The convention, which ends tomorrow at the David L. Lawrence Convention Center, has drawn 3,000 Christian youth ministers. It is sponsored by Youth Specialties, an evangelical company whose influence has spread so widely that a Catholic Mass is among the worship options.
The organization fuses spiritual concern with social awareness. Among the more popular exhibits is a 3,000-square-foot mock-up of an African village, sponsored by the relief agency World Vision. Convention-goers use MP3 players to re-enact a day in the life of a real African whose life has been affected by AIDS.
Mr. Becchetti, president of the Center for Student Missions in El Cajon, Calif., which links church youth groups with organizations that need volunteers, began his two-day workshop with a field trip to The Pittsburgh Project on the North Side and Hosanna House in Wilkinsburg. Both achieved the difficult balance of using short-term volunteers in an effective year-round community ministry, he said.
For young volunteers "it's a real opportunity to experience loving your neighbor, the neighbor Jesus is talking about who is poor, hungry and needy," Mr. Becchetti said.
Brandon Sloterbeek, a youth minister at Lighthouse Community Church in Allendale, Mich., said the field trip gave him an idea of how to begin ministry in a Hispanic neighborhood near his church.
"At Hosanna House, they threw block parties and then asked the people at the parties what their needs were. They built Hosanna House based on those needs," he said.
Mr. Becchetti urged youth groups to partner with people who work year-round in an inner-city community, and to make sure that those people really need outside volunteers.
A big mistake is for the youth group to try to control the agenda of the mission trip, he said. A woman who runs a ministry for families of inmates in California's Folsom Prison regularly refuses food and clothing offered by well-meaning suburbanites. Her organization instead needs young people to talk and play with the children of inmates.

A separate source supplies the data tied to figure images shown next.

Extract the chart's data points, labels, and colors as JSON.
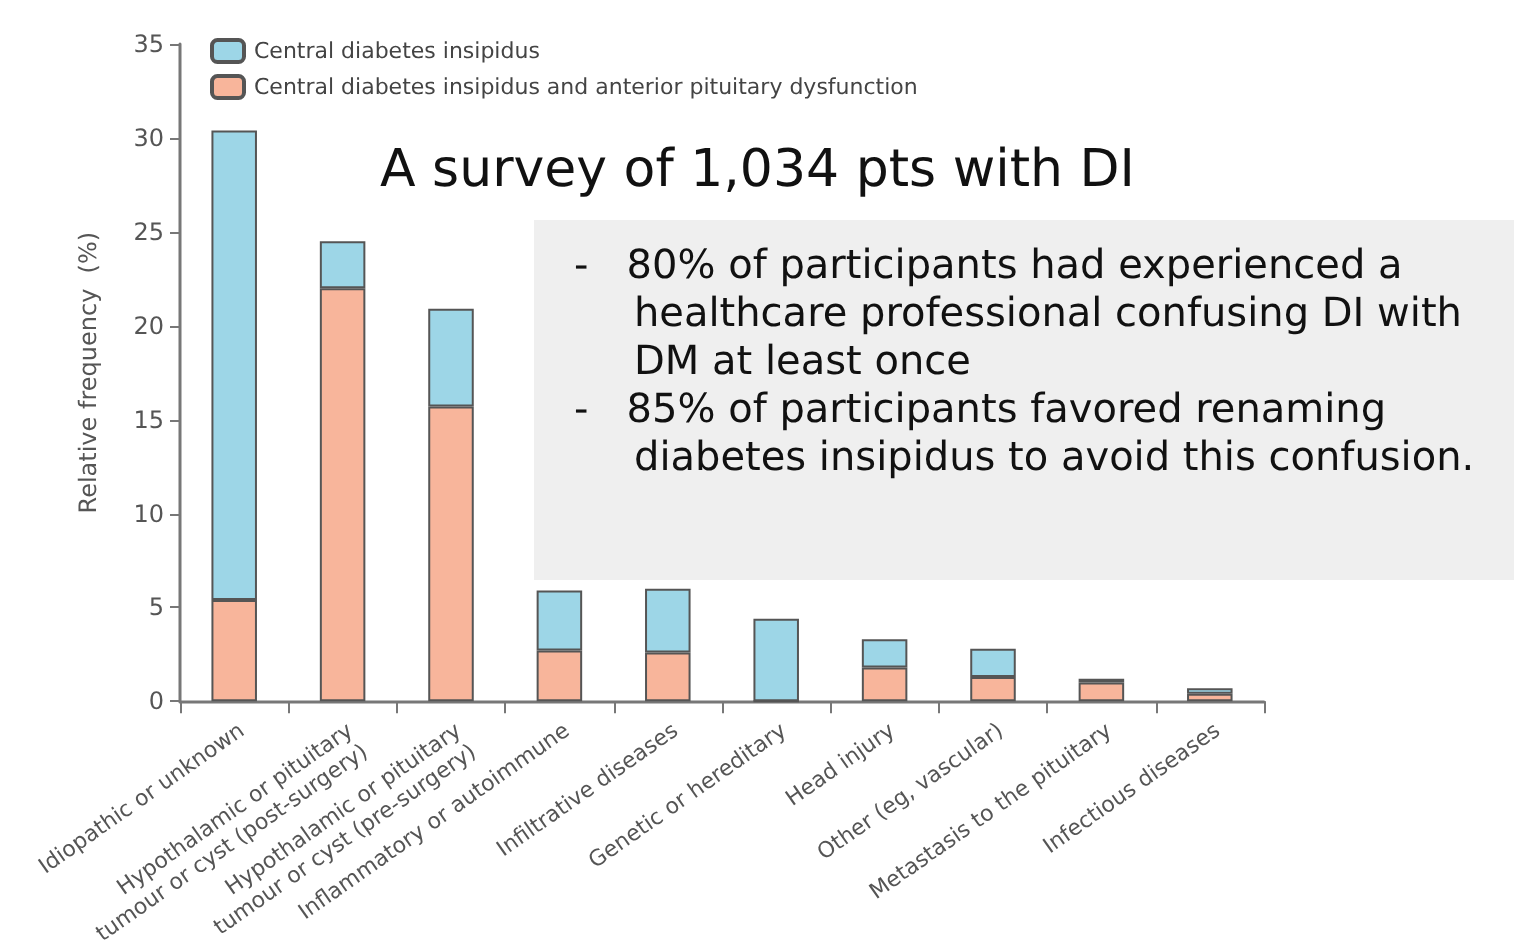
{
  "chart_data": {
    "type": "bar",
    "stacked": true,
    "ylabel": "Relative frequency  (%)",
    "categories": [
      "Idiopathic or unknown",
      "Hypothalamic or pituitary\ntumour or cyst (post-surgery)",
      "Hypothalamic or pituitary\ntumour or cyst (pre-surgery)",
      "Inflammatory or autoimmune",
      "Infiltrative diseases",
      "Genetic or hereditary",
      "Head injury",
      "Other (eg, vascular)",
      "Metastasis to the pituitary",
      "Infectious diseases"
    ],
    "series": [
      {
        "name": "Central diabetes insipidus and anterior pituitary dysfunction",
        "color": "#f8b59b",
        "values": [
          5.4,
          22.0,
          15.7,
          2.7,
          2.6,
          0,
          1.8,
          1.3,
          1.0,
          0.4
        ]
      },
      {
        "name": "Central diabetes insipidus",
        "color": "#9dd6e7",
        "values": [
          25.0,
          2.5,
          5.2,
          3.2,
          3.4,
          4.4,
          1.5,
          1.5,
          0.2,
          0.3
        ]
      }
    ],
    "ylim": [
      0,
      35
    ],
    "yticks": [
      0,
      5,
      10,
      15,
      20,
      25,
      30,
      35
    ],
    "grid": false,
    "legend": "top left",
    "annotations": [
      "A survey of 1,034 pts with DI",
      "- 80% of participants had experienced a healthcare professional confusing DI with DM at least once",
      "- 85% of participants favored renaming diabetes insipidus to avoid this confusion."
    ]
  }
}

"What if she didn't have the backbone to say no [to the food and clothes]? Then she would have to spend time and money warehousing stuff she doesn't need, and the relationship stuff wouldn't be happening," Mr. Becchetti said.

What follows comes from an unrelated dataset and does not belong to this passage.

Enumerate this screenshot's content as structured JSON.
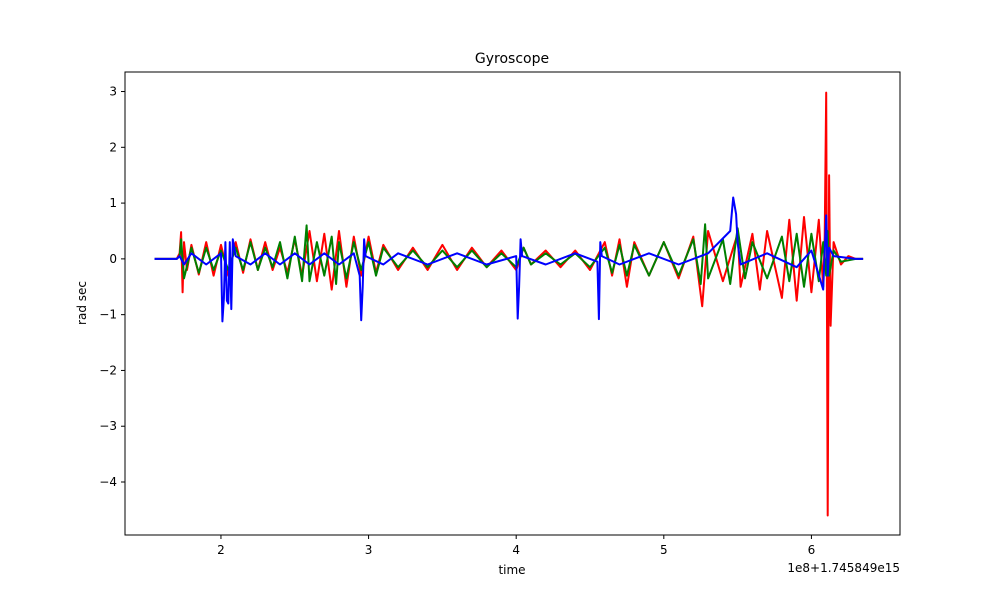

His main theme was that relationships with people of the community are more important than tasks. If volunteers don't enjoy spending time with local people, and if they don't try to blend in and eat whatever the locals eat, the impression the people of the community are left with will be more negative than positive, he said.
He confessed that he had once offered to send volunteers to help an inner-city black congregation build a church. The pastor was too polite to tell him that would take good jobs away from local people.
Instead, the pastor asked for volunteers to talk with youths at a notorious housing project about Jesus. Somewhat to his surprise, Mr. Becchetti was able to recruit a white, suburban youth group.
"That is now one of the most powerful ministry things that we do, but we don't do anything. We just hang out with people," he said.
His white volunteers are accepted because it is known that they have the blessing of the local pastor. Without the pastor as a sponsor and mentor, it would be virtually impossible for outsiders to work in that neighborhood, he said.
He warned against caving in to expectations of the home church that participants in urban mission trips will return with quantifiable evidence of accomplishment. When Jesus said that entrance to the kingdom of God depends on caring for the poor and imprisoned, he didn't promise that it would end poverty or crime, Mr. Becchetti said.
But great things can come of caring, said participant April Blaine, of Riverside United Methodist Church in Columbus, Ohio. A few years ago, her confirmation class cooked, served and shared a free meal at an inner-city church. Afterward, one of her teenage girls was crying because, "They're going to be hungry again tomorrow."
Ms. Blaine challenged the girl to think about how to respond. Today, her church has an extensive partnership with the other church.
That meal "triggered a lot of the things that came afterward. They can't pretend that they don't know what's happening 10 minutes from their own church," she said.